Criminal History Record Assessment & Research Program
Problem
Studying recidivism is costly and lacks efficiency.
For years, The Bureau of Justice Statistics (BJS) has used information stored in the nation’s automated criminal history records to assess the officially recognized, law-violating behavior of various samples of individuals. To conduct recidivism studies, BJS provided state criminal history repositories with identifying information on study subjects and requested each participating state repository to extract selected information on each subject’s criminal justice activities. Because the structure and content of the data extracted from these repositories varies from state to state, it required a significant amount of manual review and coding to transform each state’s data into a commonly formatted, researchable database.
Solution
State-of-the-art rule system and natural language processing.
NORC developed a state-of-the-art processing rule system (UI) to standardize criminal history records to code criminal records by offense type, charge severity, agency type, and sentence length, among others.
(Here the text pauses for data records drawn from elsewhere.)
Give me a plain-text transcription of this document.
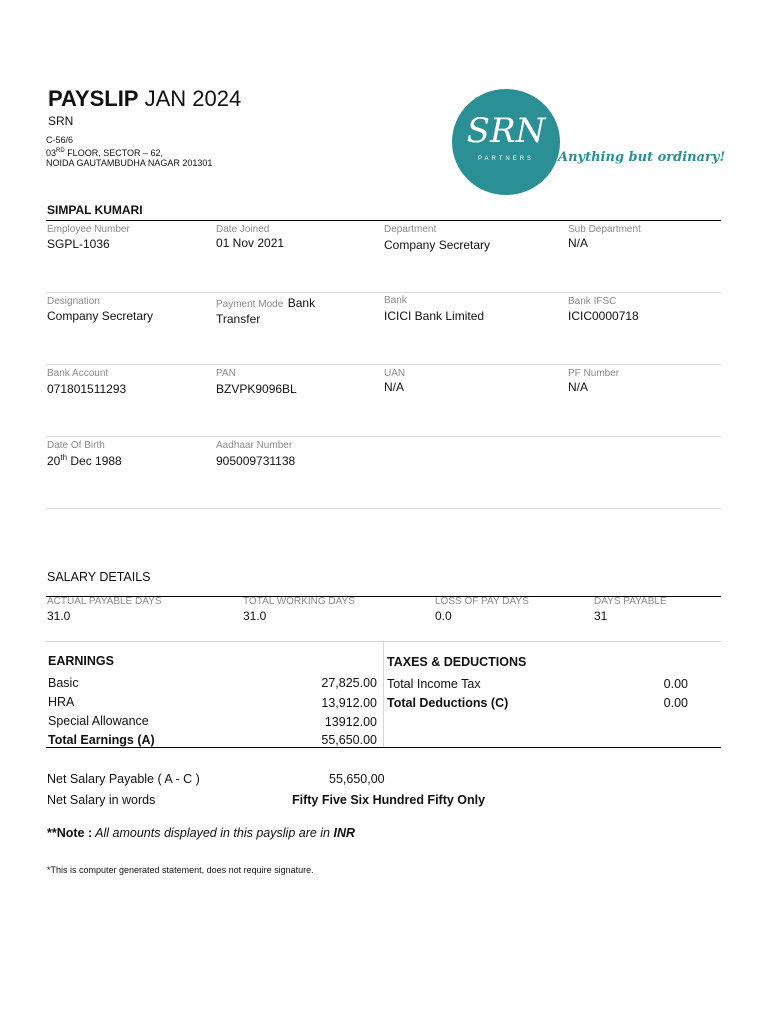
PAYSLIP JAN 2024
SRN
C-56/6
03RD FLOOR, SECTOR – 62,
NOIDA GAUTAMBUDHA NAGAR 201301
SRN
PARTNERS	Anything but ordinary!
SIMPAL KUMARI
Employee Number
SGPL-1036
Date Joined
01 Nov 2021
Department
Company Secretary
Sub Department
N/A
Designation
Company Secretary
Payment Mode Bank Transfer
Bank
ICICI Bank Limited
Bank IFSC
ICIC0000718
Bank Account
071801511293
PAN
BZVPK9096BL
UAN
N/A
PF Number
N/A
Date Of Birth
20th Dec 1988
Aadhaar Number
905009731138
SALARY DETAILS
ACTUAL PAYABLE DAYS
31.0
TOTAL WORKING DAYS
31.0
LOSS OF PAY DAYS
0.0
DAYS PAYABLE
31
EARNINGS	TAXES & DEDUCTIONS
Basic	27,825.00
HRA	13,912.00
Special Allowance	13912.00
Total Earnings (A)	55,650.00
Total Income Tax	0.00
Total Deductions (C)	0.00
Net Salary Payable ( A - C )	55,650,00
Net Salary in words	Fifty Five Six Hundred Fifty Only
**Note : All amounts displayed in this payslip are in INR
*This is computer generated statement, does not require signature.
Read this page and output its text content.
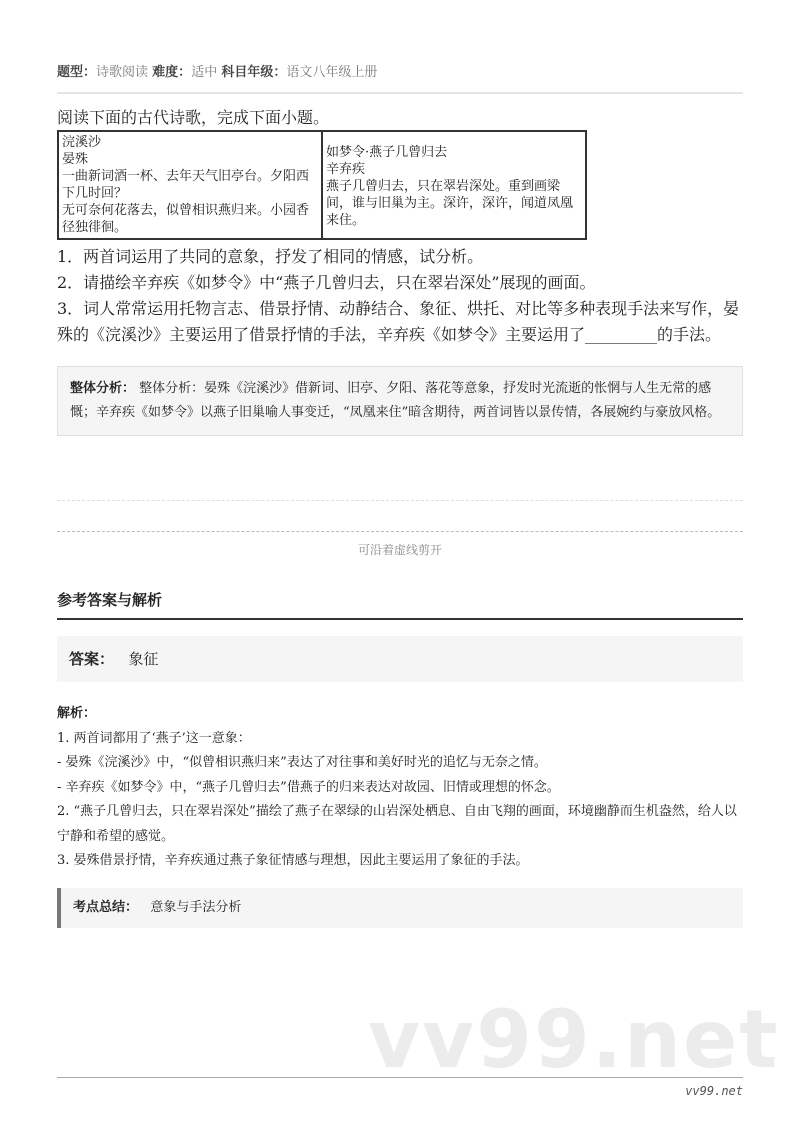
vv99.net
题型：诗歌阅读 难度：适中 科目年级：语文八年级上册
阅读下面的古代诗歌，完成下面小题。
浣溪沙
晏殊
一曲新词酒一杯、去年天气旧亭台。夕阳西下几时回？
无可奈何花落去，似曾相识燕归来。小园香径独徘徊。

如梦令·燕子几曾归去
辛弃疾
燕子几曾归去，只在翠岩深处。重到画梁间，谁与旧巢为主。深许，深许，闻道凤凰来住。
1．两首词运用了共同的意象，抒发了相同的情感，试分析。
2．请描绘辛弃疾《如梦令》中“燕子几曾归去，只在翠岩深处”展现的画面。
3．词人常常运用托物言志、借景抒情、动静结合、象征、烘托、对比等多种表现手法来写作，晏殊的《浣溪沙》主要运用了借景抒情的手法，辛弃疾《如梦令》主要运用了_________的手法。
整体分析： 整体分析：晏殊《浣溪沙》借新词、旧亭、夕阳、落花等意象，抒发时光流逝的怅惘与人生无常的感慨；辛弃疾《如梦令》以燕子旧巢喻人事变迁，“凤凰来住”暗含期待，两首词皆以景传情，各展婉约与豪放风格。
可沿着虚线剪开
参考答案与解析
答案： 象征
解析：
1. 两首词都用了‘燕子’这一意象：
- 晏殊《浣溪沙》中，“似曾相识燕归来”表达了对往事和美好时光的追忆与无奈之情。
- 辛弃疾《如梦令》中，“燕子几曾归去”借燕子的归来表达对故园、旧情或理想的怀念。
2. “燕子几曾归去，只在翠岩深处”描绘了燕子在翠绿的山岩深处栖息、自由飞翔的画面，环境幽静而生机盎然，给人以宁静和希望的感觉。
3. 晏殊借景抒情，辛弃疾通过燕子象征情感与理想，因此主要运用了象征的手法。
考点总结： 意象与手法分析
vv99.net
The system allows for rule development of both standardizations of offenses as well as mathematical formulas to calculate sentence lengths. The UI performs sophisticated error checking and evaluation, ensuring accuracy.
NORC also utilizes natural language processing (NLP) to predict offense codes. Using Natural Language Took Kit (NLTK) and SciKit-Learn, NORC developed an expert system that integrates forms of artificial intelligence and text analytics methods to facilitate faster and more accurate coding of offenses. This expert system uses NLTK and its NLP abilities to process the extensive dataset of offense crosswalks that NORC developed under the CCHRRD award into ground truth datasets that SciKit-Learn can then transform into predictive models using a variety of the machine learning algorithms available within the module.
Result
NORC’s system reduces research costs and increases efficiency.
By integrating these features into a comprehensive system, NORC’s software can yield an extremely high predictive modeling accuracy in converting a diverse range of state offense and sentencing variables, adding a tremendous amount of efficiency and accuracy to the conversion process. The Criminal History Record Assessment and Research Program (CHRARP) enhances the Department of Justice’s research capabilities and allows BJS to conduct recidivism and criminal career research far more cost-efficiently and, as a result, more frequently.